- Boyadzhik Location of Kukorevo
- Coordinates: 42°23′50″N 26°18′09″E﻿ / ﻿42.3972°N 26.3024°E
- Country: Bulgaria
- Provinces (Oblast): Yambol
- Elevation: 153 m (502 ft)

Population (2021)
- • Total: 1,124
- Time zone: UTC+2 (EET)
- • Summer (DST): UTC+3 (EEST)

= Boyadzhik =

Boyadzhik (Бояджик) is a village in Tundzha Municipality of Yambol Province, Bulgaria. Situated 22 km west of the city of Yambol, and 8 km southwest of the Bulgarian Air Force's Bezmer Air Base, at an elevation 153 m. Population 1,124. It is the birthplace of Ivan Atanasov, the father of John Vincent Atanasoff.

Boyadzhik was the site of a massacre of 145 innocent Bulgarian civilians committed by irregular Ottoman troops (bashi-bazouk) on 11 May 1876.

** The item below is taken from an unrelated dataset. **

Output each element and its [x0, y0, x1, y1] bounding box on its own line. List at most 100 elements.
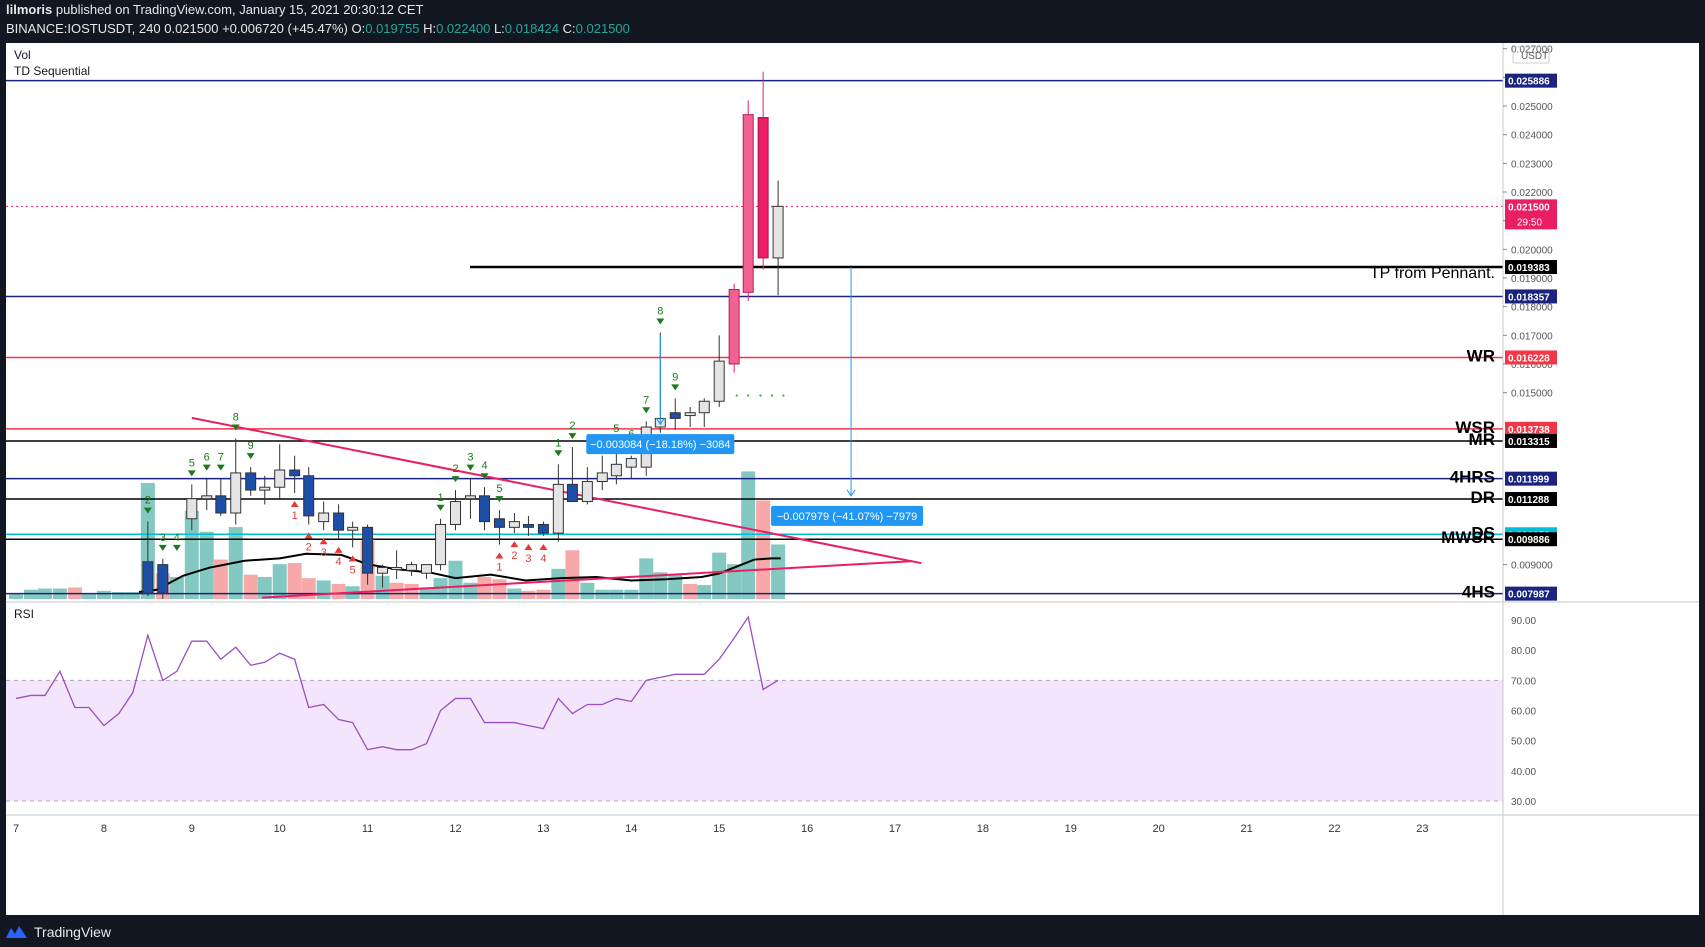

The massacre took place in the wake of the Bulgarian April Uprising, even though Boyadzhik did not participate in the insurrection and was located hundreds of kilometres away from the scene of any hostilities. The grandfather of the inventor of the first electronic digital computer, John Vincent Atanasoff, was among the victims.